High levels of sulphadoxine-pyrimethamine resistance Pfdhfr-Pfdhps quintuple mutations: a cross sectional survey of six regions in Tanzania

Citation: 
Sungwa I Matondo, Godfrey S Temba, Adelaida A, Kavishe, Julius S Kauki, Akili Kalinga, Marco van Zwetselaar, Hugh Reyburn and Reginald A Kavishe
Publication year: 
2014

Background: In 2006, the first-line anti-malarial drug treatment in Tanzania was changed from sulphadoxine-pyrimethamine (SP) to artemether-lumefantrine (ALu), an artemisinin-based combination (ACT), since when the use of SP has been restricted for intermittent preventive treatment in pregnancy (IPTp). A number of Plasmodium falciparum mutations are known to be associated with resistance to SP, but it is not known if the prevalence of these mutations is increasing or decreasing under the conditions of reduced levels of SP use. This study reports on the current SP resistant quintuple Pfdhfr-Pfdhps mutations in six regions of Tanzania.

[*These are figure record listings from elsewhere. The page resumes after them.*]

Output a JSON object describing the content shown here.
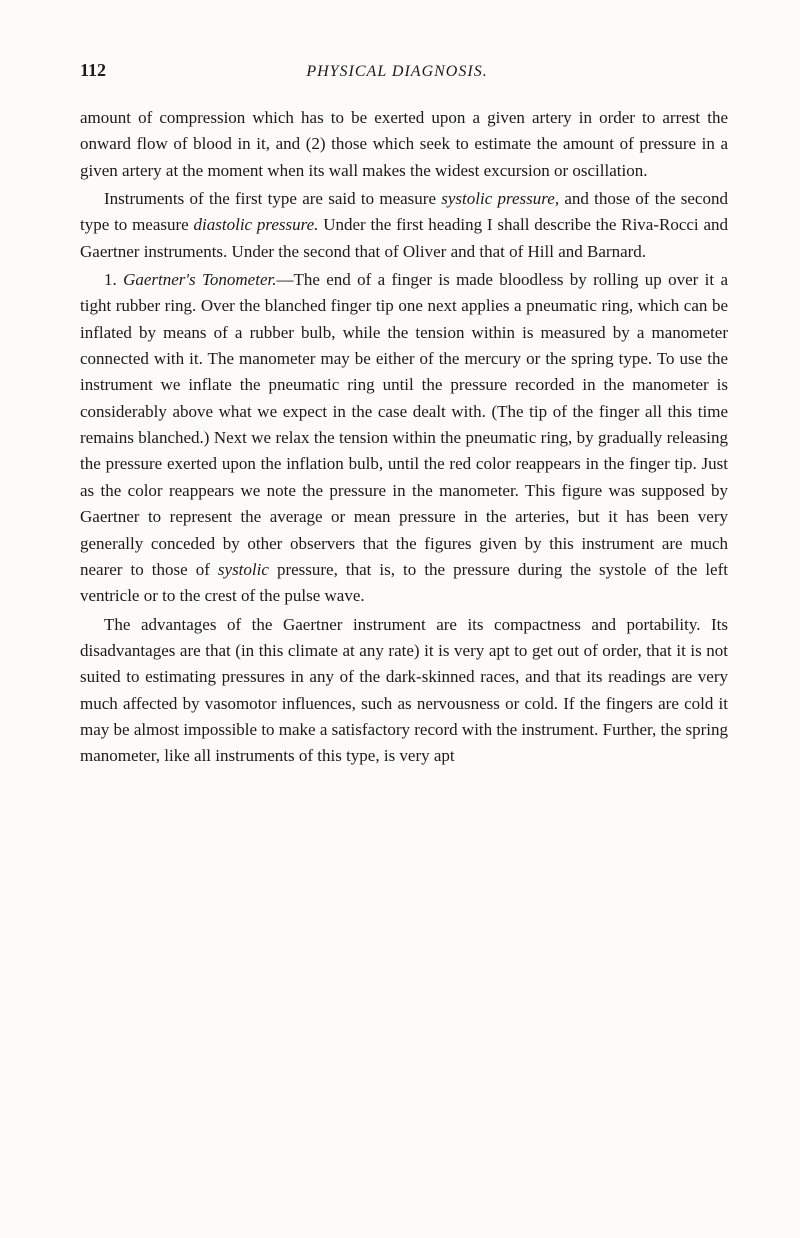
{
  "header": {
    "page_number": "112",
    "book_title": "PHYSICAL DIAGNOSIS."
  },
  "paragraphs": {
    "p1_part1": "amount of compression which has to be exerted upon a given artery in order to arrest the onward flow of blood in it, and (2) those which seek to estimate the amount of pressure in a given artery at the moment when its wall makes the widest excursion or oscillation.",
    "p2_part1": "Instruments of the first type are said to measure ",
    "p2_italic1": "systolic pressure,",
    "p2_part2": " and those of the second type to measure ",
    "p2_italic2": "diastolic pressure.",
    "p2_part3": " Under the first heading I shall describe the Riva-Rocci and Gaertner instruments. Under the second that of Oliver and that of Hill and Barnard.",
    "p3_part1": "1. ",
    "p3_italic1": "Gaertner's Tonometer.",
    "p3_part2": "—The end of a finger is made bloodless by rolling up over it a tight rubber ring. Over the blanched finger tip one next applies a pneumatic ring, which can be inflated by means of a rubber bulb, while the tension within is measured by a manometer connected with it. The manometer may be either of the mercury or the spring type. To use the instrument we inflate the pneumatic ring until the pressure recorded in the manometer is considerably above what we expect in the case dealt with. (The tip of the finger all this time remains blanched.) Next we relax the tension within the pneumatic ring, by gradually releasing the pressure exerted upon the inflation bulb, until the red color reappears in the finger tip. Just as the color reappears we note the pressure in the manometer. This figure was supposed by Gaertner to represent the average or mean pressure in the arteries, but it has been very generally conceded by other observers that the figures given by this instrument are much nearer to those of ",
    "p3_italic2": "systolic",
    "p3_part3": " pressure, that is, to the pressure during the systole of the left ventricle or to the crest of the pulse wave.",
    "p4_part1": "The advantages of the Gaertner instrument are its compactness and portability. Its disadvantages are that (in this climate at any rate) it is very apt to get out of order, that it is not suited to estimating pressures in any of the dark-skinned races, and that its readings are very much affected by vasomotor influences, such as nervousness or cold. If the fingers are cold it may be almost impossible to make a satisfactory record with the instrument. Further, the spring manometer, like all instruments of this type, is very apt"
  }
}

Methods: Finger-prick blood on filter paper and rapid diagnostic test strips from P. falciparum-positive individuals of all age groups attending health facilities in six regions of Tanzania between June 2010 and August 2011 were obtained. Using chelex-100 extracted DNA, genotyping was done for mutations on codons 51, 59 and 108 of Pfdhfr and 437 and 540 of Pfdhps genes using PCR-RFLP technique.

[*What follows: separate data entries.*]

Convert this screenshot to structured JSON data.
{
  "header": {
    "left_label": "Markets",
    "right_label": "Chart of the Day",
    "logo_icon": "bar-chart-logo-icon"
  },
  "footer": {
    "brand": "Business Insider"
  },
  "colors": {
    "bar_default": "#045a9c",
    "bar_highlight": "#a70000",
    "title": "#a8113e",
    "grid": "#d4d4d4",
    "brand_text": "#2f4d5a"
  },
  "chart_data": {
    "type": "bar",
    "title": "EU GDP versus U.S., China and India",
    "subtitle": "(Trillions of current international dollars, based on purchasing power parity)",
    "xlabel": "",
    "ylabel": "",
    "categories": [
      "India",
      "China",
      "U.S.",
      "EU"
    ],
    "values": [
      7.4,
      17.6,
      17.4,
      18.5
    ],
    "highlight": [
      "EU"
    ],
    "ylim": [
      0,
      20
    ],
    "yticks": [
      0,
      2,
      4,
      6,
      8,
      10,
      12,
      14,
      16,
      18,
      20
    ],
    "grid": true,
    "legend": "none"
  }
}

Results: A total of 802 malaria-positive samples were screened and genotyped. The prevalence of Pfdhfr 51I, Pfdhps 437G and 540E varied between the regions (p < 0.001) whereas Pfdhfr 59R (FE 10.79, p = 0.225) and 108 N (FE 10.61, p = 0.239) did not vary between the regions. The Pfdhfr triple mutant was above 84% and close to fixation levels in all regions, whereas the Pfdhps double mutation ranged from 43.8 to 97% between the regions. The quintuple mutant (IRNGE) was the most prevalent in all regions and it varied significantly from 37.5 to 90.2% (χ 2= 1.11, p <0.001).

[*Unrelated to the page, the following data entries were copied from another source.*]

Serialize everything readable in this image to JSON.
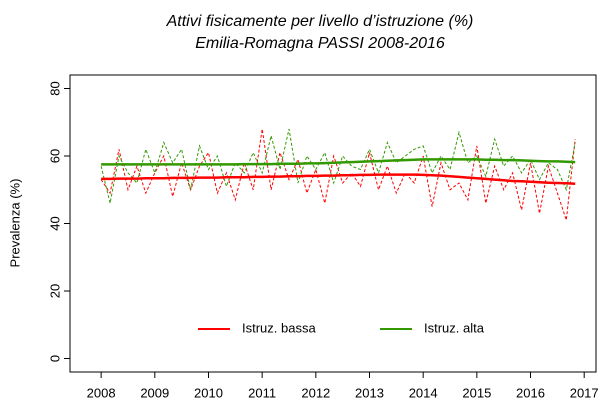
{
  "chart_data": {
    "type": "line",
    "title": "Attivi fisicamente per livello d’istruzione (%)",
    "subtitle": "Emilia-Romagna PASSI 2008-2016",
    "y_label": "Prevalenza (%)",
    "x": [
      2008,
      2008.167,
      2008.333,
      2008.5,
      2008.667,
      2008.833,
      2009,
      2009.167,
      2009.333,
      2009.5,
      2009.667,
      2009.833,
      2010,
      2010.167,
      2010.333,
      2010.5,
      2010.667,
      2010.833,
      2011,
      2011.167,
      2011.333,
      2011.5,
      2011.667,
      2011.833,
      2012,
      2012.167,
      2012.333,
      2012.5,
      2012.667,
      2012.833,
      2013,
      2013.167,
      2013.333,
      2013.5,
      2013.667,
      2013.833,
      2014,
      2014.167,
      2014.333,
      2014.5,
      2014.667,
      2014.833,
      2015,
      2015.167,
      2015.333,
      2015.5,
      2015.667,
      2015.833,
      2016,
      2016.167,
      2016.333,
      2016.5,
      2016.667,
      2016.833
    ],
    "series": [
      {
        "name": "Istruz. bassa",
        "color": "#ff0000",
        "values": [
          53,
          49,
          62,
          50,
          57,
          49,
          55,
          60,
          48,
          58,
          50,
          57,
          61,
          49,
          55,
          47,
          58,
          50,
          68,
          50,
          61,
          53,
          59,
          49,
          56,
          46,
          60,
          52,
          55,
          51,
          61,
          50,
          57,
          49,
          55,
          52,
          60,
          45,
          58,
          50,
          52,
          47,
          63,
          46,
          57,
          50,
          55,
          44,
          58,
          43,
          57,
          49,
          41,
          65
        ],
        "trend": [
          53.2,
          53.2,
          53.3,
          53.3,
          53.3,
          53.4,
          53.4,
          53.4,
          53.5,
          53.5,
          53.5,
          53.6,
          53.6,
          53.6,
          53.7,
          53.7,
          53.7,
          53.8,
          53.8,
          53.9,
          53.9,
          54.0,
          54.0,
          54.1,
          54.1,
          54.2,
          54.2,
          54.3,
          54.3,
          54.4,
          54.4,
          54.5,
          54.5,
          54.5,
          54.5,
          54.5,
          54.4,
          54.3,
          54.2,
          54.0,
          53.8,
          53.6,
          53.4,
          53.2,
          53.0,
          52.8,
          52.6,
          52.5,
          52.4,
          52.2,
          52.1,
          52.0,
          51.9,
          51.8
        ]
      },
      {
        "name": "Istruz. alta",
        "color": "#339900",
        "values": [
          57,
          46,
          60,
          55,
          52,
          62,
          55,
          64,
          58,
          62,
          50,
          63,
          56,
          60,
          51,
          58,
          55,
          61,
          55,
          66,
          56,
          68,
          52,
          60,
          56,
          61,
          52,
          60,
          57,
          56,
          62,
          55,
          64,
          58,
          60,
          62,
          63,
          55,
          60,
          56,
          67,
          58,
          60,
          54,
          65,
          57,
          60,
          55,
          59,
          53,
          58,
          56,
          50,
          64
        ],
        "trend": [
          57.5,
          57.5,
          57.5,
          57.5,
          57.5,
          57.5,
          57.5,
          57.5,
          57.5,
          57.5,
          57.5,
          57.5,
          57.5,
          57.5,
          57.5,
          57.5,
          57.6,
          57.6,
          57.6,
          57.6,
          57.7,
          57.7,
          57.7,
          57.8,
          57.8,
          57.9,
          58.0,
          58.1,
          58.2,
          58.3,
          58.4,
          58.5,
          58.6,
          58.7,
          58.8,
          58.9,
          59.0,
          59.0,
          59.0,
          59.0,
          59.0,
          59.0,
          59.0,
          58.9,
          58.9,
          58.8,
          58.8,
          58.7,
          58.6,
          58.5,
          58.4,
          58.4,
          58.3,
          58.2
        ]
      }
    ],
    "xlim": [
      2007.42,
      2017.22
    ],
    "xticks": [
      2008,
      2009,
      2010,
      2011,
      2012,
      2013,
      2014,
      2015,
      2016,
      2017
    ],
    "ylim": [
      -4,
      84
    ],
    "yticks": [
      0,
      20,
      40,
      60,
      80
    ]
  }
}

Conclusions: There is evidence of persistent high levels of SP resistance markers in Tanzania with evidence of quintuple mutations that are likely to become fixed in the population. This threatens the future of SP not only in IPTp programmes, but as a combination drug for ACT. Continuous monitoring of SP-IPTp efficacy should be encouraged subsequent to searching for alternative drugs for IPTp in East Africa.